One of the reasons for the "Burning of the South Bronx" - see Jimmy Carter's photo there - was rent control. Landlords couldn't make money because they couldn't pass along costs so the buildings were tourched by junkies looking for copper or maybe by the landlord for the insurance.

http://spinbeat.files.wordpress.com/2009/03/southbronx1977.jpg
 
I went to school in Berkeley and during that the time the city started ratching up its rent control rules. The decrease in the quality and availability of rental units was felt almost immediately and landlords responded in creative ways limiting the number of people that could occupy an apartment. Twenty odd years latter there is a noticable difference between the rental market in Berkeley and surrounded communities.
There is good article about the effects at the Cato institute

On the other hand the new law makes sense, and it seem entirely sensible that banks start collecting rents from foreclosed properties as soon as possible.
 
Issues like foreclosure evictions and rent control have hardly ever come up in the "rent vs own" threads!
 
Actually there are a lot of new twists to the rent vs own debate.

By exercising the implied put that comes bundled with your mortgage our infamous NY Times econ reporter got an extra 100K over renting.

Here is the calculations from Berkeley Econ prof. and the money quote
So Ed Andrews's adventures in real estate have lost him $46K in NYT stock that he sold to make his down payment--stock that would now be worth $14K...
He has now lived rent-free for the ten months since be stopped paying his mortgage--call that +$32K...
He paid essentially a market rent for the house via his mortgage payment but he got a tax shield worth $500 a month for 42 months--+$21K...
And he pumped $58K out in his home equity loan...
So by my count his adventure in real estate has enabled him and his wife to spend $97K more over the past five years and still arrive at the same asset position as if they had rented...

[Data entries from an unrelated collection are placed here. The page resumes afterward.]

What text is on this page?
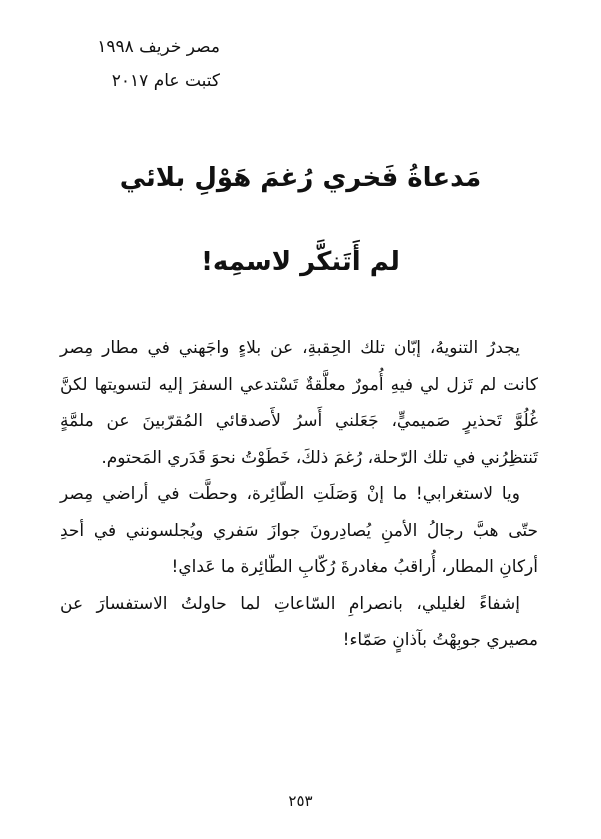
مصر خريف ١٩٩٨
كتبت عام ٢٠١٧
مَدعاةُ فَخري رُغمَ هَوْلِ بلائي
لم أَتَنكَّر لاسمِه!

يجدرُ التنويهُ، إبّان تلك الحِقبةِ، عن بلاءٍ واجَهني في مطار مِصر كانت لم تَزل لي فيهِ أُمورٌ معلَّقةٌ تَسْتدعي السفرَ إليه لتسويتها لكنَّ غُلُوَّ تَحذيرٍ صَميميٍّ، جَعَلني أَسرُ لأَصدقائي المُقرّبينَ عن ملمَّةٍ تَنتظِرُني في تلك الرّحلة، رُغمَ ذلكَ، خَطَوْتُ نحوَ قَدَري المَحتوم.

ويا لاستغرابي! ما إنْ وَصَلَتِ الطّائِرة، وحطَّت في أراضي مِصر حتّى هبَّ رجالُ الأمنِ يُصادِرونَ جوازَ سَفري ويُجلسونني في أحدِ أركانِ المطار، أُراقبُ مغادرةَ رُكّابِ الطّائِرة ما عَداي!

إشفاءً لغليلي، بانصرامِ السّاعاتِ لما حاولتُ الاستفسارَ عن مصيري جوبِهْتُ بآذانٍ صَمّاء!

٢٥٣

So being able to avoid immediate evictions, coupled with the ability to suck out money from your home via HELOC and life rent free really favors owning. Or to be more accurate not really owning but rather taking as big a mortgage as the banks let you get away with.

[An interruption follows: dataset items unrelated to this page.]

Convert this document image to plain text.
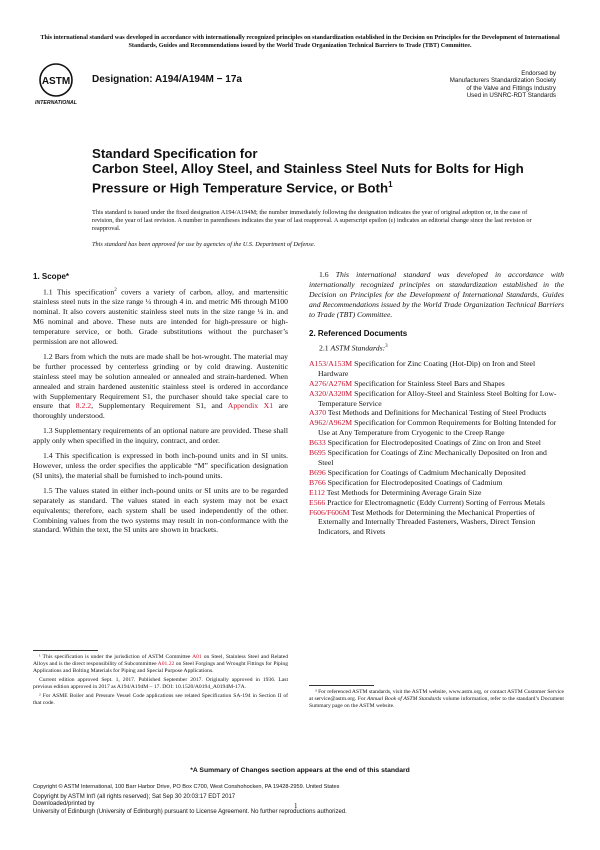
This international standard was developed in accordance with internationally recognized principles on standardization established in the Decision on Principles for the Development of International Standards, Guides and Recommendations issued by the World Trade Organization Technical Barriers to Trade (TBT) Committee.
ASTM
INTERNATIONAL
Designation: A194/A194M − 17a
Endorsed by
Manufacturers Standardization Society
of the Valve and Fittings Industry
Used in USNRC-RDT Standards
Standard Specification for
Carbon Steel, Alloy Steel, and Stainless Steel Nuts for Bolts for High Pressure or High Temperature Service, or Both$^1$
This standard is issued under the fixed designation A194/A194M; the number immediately following the designation indicates the year of original adoption or, in the case of revision, the year of last revision. A number in parentheses indicates the year of last reapproval. A superscript epsilon (ε) indicates an editorial change since the last revision or reapproval.
This standard has been approved for use by agencies of the U.S. Department of Defense.
1. Scope*

1.1 This specification$^2$ covers a variety of carbon, alloy, and martensitic stainless steel nuts in the size range ¼ through 4 in. and metric M6 through M100 nominal. It also covers austenitic stainless steel nuts in the size range ¼ in. and M6 nominal and above. These nuts are intended for high-pressure or high-temperature service, or both. Grade substitutions without the purchaser’s permission are not allowed.

1.2 Bars from which the nuts are made shall be hot-wrought. The material may be further processed by centerless grinding or by cold drawing. Austenitic stainless steel may be solution annealed or annealed and strain-hardened. When annealed and strain hardened austenitic stainless steel is ordered in accordance with Supplementary Requirement S1, the purchaser should take special care to ensure that 8.2.2, Supplementary Requirement S1, and Appendix X1 are thoroughly understood.

1.3 Supplementary requirements of an optional nature are provided. These shall apply only when specified in the inquiry, contract, and order.

1.4 This specification is expressed in both inch-pound units and in SI units. However, unless the order specifies the applicable “M” specification designation (SI units), the material shall be furnished to inch-pound units.

1.5 The values stated in either inch-pound units or SI units are to be regarded separately as standard. The values stated in each system may not be exact equivalents; therefore, each system shall be used independently of the other. Combining values from the two systems may result in non-conformance with the standard. Within the text, the SI units are shown in brackets.

1.6 This international standard was developed in accordance with internationally recognized principles on standardization established in the Decision on Principles for the Development of International Standards, Guides and Recommendations issued by the World Trade Organization Technical Barriers to Trade (TBT) Committee.

2. Referenced Documents

2.1 ASTM Standards:$^3$

A153/A153M Specification for Zinc Coating (Hot-Dip) on Iron and Steel Hardware
A276/A276M Specification for Stainless Steel Bars and Shapes
A320/A320M Specification for Alloy-Steel and Stainless Steel Bolting for Low-Temperature Service
A370 Test Methods and Definitions for Mechanical Testing of Steel Products
A962/A962M Specification for Common Requirements for Bolting Intended for Use at Any Temperature from Cryogenic to the Creep Range
B633 Specification for Electrodeposited Coatings of Zinc on Iron and Steel
B695 Specification for Coatings of Zinc Mechanically Deposited on Iron and Steel
B696 Specification for Coatings of Cadmium Mechanically Deposited
B766 Specification for Electrodeposited Coatings of Cadmium
E112 Test Methods for Determining Average Grain Size
E566 Practice for Electromagnetic (Eddy Current) Sorting of Ferrous Metals
F606/F606M Test Methods for Determining the Mechanical Properties of Externally and Internally Threaded Fasteners, Washers, Direct Tension Indicators, and Rivets

¹ This specification is under the jurisdiction of ASTM Committee A01 on Steel, Stainless Steel and Related Alloys and is the direct responsibility of Subcommittee A01.22 on Steel Forgings and Wrought Fittings for Piping Applications and Bolting Materials for Piping and Special Purpose Applications.

Current edition approved Sept. 1, 2017. Published September 2017. Originally approved in 1936. Last previous edition approved in 2017 as A194/A194M – 17. DOI: 10.1520/A0194_A0194M-17A.

² For ASME Boiler and Pressure Vessel Code applications see related Specification SA-194 in Section II of that code.

³ For referenced ASTM standards, visit the ASTM website, www.astm.org, or contact ASTM Customer Service at service@astm.org. For Annual Book of ASTM Standards volume information, refer to the standard’s Document Summary page on the ASTM website.

*A Summary of Changes section appears at the end of this standard
Copyright © ASTM International, 100 Barr Harbor Drive, PO Box C700, West Conshohocken, PA 19428-2959. United States
Copyright by ASTM Int'l (all rights reserved); Sat Sep 30 20:03:17 EDT 2017
Downloaded/printed by
University of Edinburgh (University of Edinburgh) pursuant to License Agreement. No further reproductions authorized.
1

Of course for those of us with just assets and no income borrowing is very difficult now days.
 
So being able to avoid immediate evictions, coupled with the ability to suck out money from your home via HELOC and life rent free really favors owning. Or to be more accurate not really owning but rather taking as big a mortgage as the banks let you get away with.

Not paying one's mortgage is stealing, right? It is no less stealing if he is able to avoid eviction for a while.

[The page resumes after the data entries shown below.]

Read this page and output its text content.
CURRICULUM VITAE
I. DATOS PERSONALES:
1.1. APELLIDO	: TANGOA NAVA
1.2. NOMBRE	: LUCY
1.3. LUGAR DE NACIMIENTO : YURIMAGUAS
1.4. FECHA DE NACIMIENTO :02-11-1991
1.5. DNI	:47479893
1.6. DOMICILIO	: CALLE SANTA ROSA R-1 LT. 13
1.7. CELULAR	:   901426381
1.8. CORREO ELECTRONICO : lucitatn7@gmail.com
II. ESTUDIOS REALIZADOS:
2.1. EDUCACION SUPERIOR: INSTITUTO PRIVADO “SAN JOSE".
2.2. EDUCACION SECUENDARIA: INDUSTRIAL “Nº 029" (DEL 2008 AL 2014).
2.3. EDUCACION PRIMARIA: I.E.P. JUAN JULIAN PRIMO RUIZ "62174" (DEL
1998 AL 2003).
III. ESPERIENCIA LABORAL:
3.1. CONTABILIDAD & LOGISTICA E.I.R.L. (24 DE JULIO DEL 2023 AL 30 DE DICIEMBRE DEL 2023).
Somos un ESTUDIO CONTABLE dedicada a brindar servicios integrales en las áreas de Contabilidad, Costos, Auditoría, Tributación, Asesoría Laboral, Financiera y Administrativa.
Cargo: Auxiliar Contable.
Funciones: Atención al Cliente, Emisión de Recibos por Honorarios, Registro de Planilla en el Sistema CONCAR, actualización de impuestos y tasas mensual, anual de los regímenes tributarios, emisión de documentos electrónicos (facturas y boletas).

I could get a lot more than $97K over five years if I didn't mind stealing. I could rob banks periodically. :2funny:

Besides, his FICO is probably about zero by now, and robbing banks wouldn't even affect my FICO if I wasn't caught. :duh:
 
The woman reporter in the video is Laura Ling, sister of Lisa Ling who used to be with The View, National Geographic Channel and later CNN.

Laura Ling was "detained" in North Korea along with another woman for illegal entry and espionage back in March, 2009. They go on trial in June.


The one good thing you can say about North Korea is at least their legal system is quick only a few days for them to deliver a verdict and a sentence we wouldn't even get through the preliminary motions here.

Of course the sentence and fairness. leave something to be desired. 12 years of hard labor I found out two interesting things, Al Gore started the Currents TV network that Laura Ling worked for and her more famous (probably cause she is cuter) sister Lisa, did a TV special about North Korea recently. Needless to say it wasn't flattering portrayal.